In mid-February, forty people were waiting their turn to check out a 60-year-old novel from the Ann Arbor District Library. Of course it’s not just any novel–it’s the high school classic Catcher in the Rye.
The recent death of reclusive author J.D. Salinger has caused a resurgence of interest in the man and his best-known book. “It’s been flying off the shelf,” says a Borders clerk, estimating that that since the author’s death on January 28, the Liberty Street store has been selling between 30 and 40 copies a week, compared to 1 to 5 copies previously. Adds the clerk, ” I read it when I was a senior. Loved it!”
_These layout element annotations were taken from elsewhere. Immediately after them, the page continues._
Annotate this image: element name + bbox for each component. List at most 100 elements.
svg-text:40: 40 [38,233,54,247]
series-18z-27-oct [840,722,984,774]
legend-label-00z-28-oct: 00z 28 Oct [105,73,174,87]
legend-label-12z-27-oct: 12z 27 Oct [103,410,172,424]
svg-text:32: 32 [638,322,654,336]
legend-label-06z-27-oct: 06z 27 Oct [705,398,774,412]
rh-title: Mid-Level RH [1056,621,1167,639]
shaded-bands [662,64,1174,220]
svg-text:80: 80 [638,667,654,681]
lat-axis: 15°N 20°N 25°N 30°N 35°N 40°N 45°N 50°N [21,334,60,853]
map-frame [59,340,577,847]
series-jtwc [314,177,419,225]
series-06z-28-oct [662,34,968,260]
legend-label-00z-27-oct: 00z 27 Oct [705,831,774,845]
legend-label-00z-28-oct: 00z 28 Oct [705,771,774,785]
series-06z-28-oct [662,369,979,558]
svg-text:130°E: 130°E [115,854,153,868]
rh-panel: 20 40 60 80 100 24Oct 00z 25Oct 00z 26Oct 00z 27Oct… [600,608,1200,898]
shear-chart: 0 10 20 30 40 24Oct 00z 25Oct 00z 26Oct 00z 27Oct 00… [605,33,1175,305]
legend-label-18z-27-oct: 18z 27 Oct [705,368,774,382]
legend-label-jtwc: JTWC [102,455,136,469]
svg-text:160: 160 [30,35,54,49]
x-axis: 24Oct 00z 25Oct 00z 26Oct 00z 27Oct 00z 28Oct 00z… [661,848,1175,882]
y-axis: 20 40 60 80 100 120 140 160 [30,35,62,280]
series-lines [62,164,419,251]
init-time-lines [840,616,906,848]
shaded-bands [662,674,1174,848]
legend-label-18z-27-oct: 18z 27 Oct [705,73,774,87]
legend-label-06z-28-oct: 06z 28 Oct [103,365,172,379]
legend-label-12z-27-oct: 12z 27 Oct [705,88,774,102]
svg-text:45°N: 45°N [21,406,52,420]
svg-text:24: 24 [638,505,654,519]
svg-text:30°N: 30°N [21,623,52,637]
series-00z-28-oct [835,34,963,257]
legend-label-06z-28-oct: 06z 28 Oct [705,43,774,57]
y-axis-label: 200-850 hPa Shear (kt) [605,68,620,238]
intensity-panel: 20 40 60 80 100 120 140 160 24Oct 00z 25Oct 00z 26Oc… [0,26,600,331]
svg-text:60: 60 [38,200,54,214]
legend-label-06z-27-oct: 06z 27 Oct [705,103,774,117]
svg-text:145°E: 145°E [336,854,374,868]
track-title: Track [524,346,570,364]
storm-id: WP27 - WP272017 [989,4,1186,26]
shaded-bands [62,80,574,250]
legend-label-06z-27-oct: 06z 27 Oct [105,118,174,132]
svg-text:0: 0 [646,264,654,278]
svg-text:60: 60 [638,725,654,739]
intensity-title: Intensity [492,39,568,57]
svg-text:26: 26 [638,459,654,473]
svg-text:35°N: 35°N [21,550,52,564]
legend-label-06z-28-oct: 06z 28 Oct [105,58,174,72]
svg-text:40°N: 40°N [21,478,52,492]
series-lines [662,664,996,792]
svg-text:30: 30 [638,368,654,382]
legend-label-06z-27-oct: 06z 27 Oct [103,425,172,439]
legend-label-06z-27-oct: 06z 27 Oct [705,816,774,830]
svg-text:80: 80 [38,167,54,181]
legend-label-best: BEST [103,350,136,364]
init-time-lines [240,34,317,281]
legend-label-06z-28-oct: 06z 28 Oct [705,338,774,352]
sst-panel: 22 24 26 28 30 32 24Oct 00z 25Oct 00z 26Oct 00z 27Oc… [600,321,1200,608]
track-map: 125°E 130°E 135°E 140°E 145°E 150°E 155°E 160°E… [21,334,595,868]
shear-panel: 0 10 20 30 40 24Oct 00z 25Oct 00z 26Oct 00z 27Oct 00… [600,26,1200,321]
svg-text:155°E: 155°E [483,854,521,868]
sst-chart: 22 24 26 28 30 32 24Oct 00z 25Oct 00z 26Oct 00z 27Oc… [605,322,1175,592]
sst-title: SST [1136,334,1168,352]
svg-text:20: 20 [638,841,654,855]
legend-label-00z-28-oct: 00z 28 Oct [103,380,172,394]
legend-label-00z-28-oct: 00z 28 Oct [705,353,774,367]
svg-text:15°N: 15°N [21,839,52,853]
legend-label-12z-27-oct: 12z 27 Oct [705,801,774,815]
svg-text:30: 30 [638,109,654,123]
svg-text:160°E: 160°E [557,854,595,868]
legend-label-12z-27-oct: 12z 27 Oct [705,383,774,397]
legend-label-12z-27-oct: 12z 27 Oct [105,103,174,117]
An author’s popularity often surges after death. Following the suicide of novelist David Foster Wallace, “People were asking about [his book Infinite Jest] for weeks, ” says a staffer at Dawn Treader. But Salinger’s death hit especially hard because so many young readers empathized with its angst-ridden teen hero, Holden Caulfield. who wonders around late 1940s Manhattan fulminating at “phonies.”
“Compared to a lot of classics we teach, that’s one book [teenagers] connect to,” says Huron High English teacher Bob Fox. Judith DeWoskin of Community High says her students still find Holden as endearing as ever: “In a class of thirty students, I’ll get twenty-six who respond to his voice and four who say he’s a whiner and should shut up.” Increasingly sophisticated about mental health, today’s young readers debte whether Holden was bi-polar (DeWoskin has brought in shrinks to contribute to that discussion).
In this post-Salinger era, anyone treasuring a first edition of Catcher could unload it for up to $15,000, says Jay Platt of West Side Book Shop. Wistfully, he recalls that he sold one about twenty years ago–when the price was just $75.